The Operations Directorate then passed the raw intelligence to the CIA's Intelligence Directorate and to sister agencies, including the Defense Intelligence Agency. A more polished document, called a Senior Executive Intelligence Brief, was written at Langley three days later in which the CIA mentioned the new intelligence but added important caveats. The classified document, whose distribution was limited to senior policymakers and the congressional intelligence committees, said there was no corroboration and noted that Iraq had "no known facilities for processing or enriching the material."

Pushing the Africa Claim

Almost four months later, on Feb. 5, 2002, the CIA received more information from Sismi, including the verbatim text of one of the documents. The CIA failed to recognize that it was riddled with errors, including misspellings and the wrong names for key officials. But it was a separate DIA report about the claims that would lead Cheney to demand further investigation. In response, the CIA dispatched Wilson to Niger.
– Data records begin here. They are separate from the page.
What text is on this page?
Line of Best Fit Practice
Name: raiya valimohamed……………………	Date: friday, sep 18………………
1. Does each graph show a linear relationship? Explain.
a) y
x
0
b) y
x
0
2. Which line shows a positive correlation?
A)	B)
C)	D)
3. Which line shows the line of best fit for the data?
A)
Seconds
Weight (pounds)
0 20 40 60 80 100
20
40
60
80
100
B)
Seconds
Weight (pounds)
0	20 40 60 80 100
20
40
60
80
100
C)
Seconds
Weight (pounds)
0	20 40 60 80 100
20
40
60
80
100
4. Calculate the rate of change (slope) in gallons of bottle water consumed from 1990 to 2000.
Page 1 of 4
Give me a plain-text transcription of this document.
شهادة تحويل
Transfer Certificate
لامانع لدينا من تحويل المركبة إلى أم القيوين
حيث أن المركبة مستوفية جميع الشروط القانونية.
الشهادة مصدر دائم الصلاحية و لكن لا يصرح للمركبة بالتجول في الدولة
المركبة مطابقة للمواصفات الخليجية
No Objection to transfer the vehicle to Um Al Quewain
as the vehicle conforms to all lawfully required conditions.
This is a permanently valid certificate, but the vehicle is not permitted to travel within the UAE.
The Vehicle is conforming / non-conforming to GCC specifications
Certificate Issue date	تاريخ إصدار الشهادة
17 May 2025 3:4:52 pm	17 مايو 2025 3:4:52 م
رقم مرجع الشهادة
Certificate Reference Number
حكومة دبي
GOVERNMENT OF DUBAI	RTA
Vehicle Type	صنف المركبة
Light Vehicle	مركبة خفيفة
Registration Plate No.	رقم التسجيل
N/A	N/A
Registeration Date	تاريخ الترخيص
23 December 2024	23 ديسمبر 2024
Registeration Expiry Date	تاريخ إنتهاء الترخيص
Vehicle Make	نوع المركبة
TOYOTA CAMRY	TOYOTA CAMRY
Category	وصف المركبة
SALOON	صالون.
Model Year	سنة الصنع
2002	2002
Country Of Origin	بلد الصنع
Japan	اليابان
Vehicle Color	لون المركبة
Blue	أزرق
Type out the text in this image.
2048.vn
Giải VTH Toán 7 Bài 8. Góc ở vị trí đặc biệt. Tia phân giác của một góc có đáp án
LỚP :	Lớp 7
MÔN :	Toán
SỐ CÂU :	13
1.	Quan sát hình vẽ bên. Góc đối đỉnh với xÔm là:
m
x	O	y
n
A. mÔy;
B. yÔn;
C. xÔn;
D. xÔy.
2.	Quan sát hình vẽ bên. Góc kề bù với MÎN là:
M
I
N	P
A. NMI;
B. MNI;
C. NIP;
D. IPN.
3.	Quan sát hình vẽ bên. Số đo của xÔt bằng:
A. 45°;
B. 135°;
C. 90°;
Martino's approach to Burba eight months later with the Italian letter coincided with accelerating U.S. preparations for war. On Oct. 7, 2002, the same day Martino gave Burba the dossier, President Bush launched a new hard-line PR campaign on Iraq. In a speech in Cincinnati, he declared that Iraq under Saddam Hussein was a "grave threat" to U.S. national security.

"It possesses and produces chemical and biological weapons. It is seeking nuclear weapons," the president warned.

CIA Director George J. Tenet had vetted the text of Bush's speech and was able to persuade the White House to drop one questionable claim: that Iraq was seeking uranium in Africa. The information was too fishy, Tenet explained to the National Security Council and Bush's speechwriters.

Bush dropped the shopping-for-uranium claim, but ratcheted up the bomb threat. He said in Cincinnati that if Hussein obtained bomb-grade uranium the size of a softball, he would have a nuclear bomb within a year. This particular doomsday scenario had first been unveiled several weeks earlier, on Aug. 26, by Cheney. In a speech in Nashville to the 103rd national convention of the Veterans of Foreign Wars, he declared with no equivocation that Hussein had "resumed his efforts to acquire nuclear weapons."

On Oct. 16, Burba sat on a plane on her way to Niger, while in Washington, copies of the Italian letter and the accompanying dossier were placed on the table at an interagency nuclear proliferation meeting hosted by the State Department's Bureau of Intelligence and Research.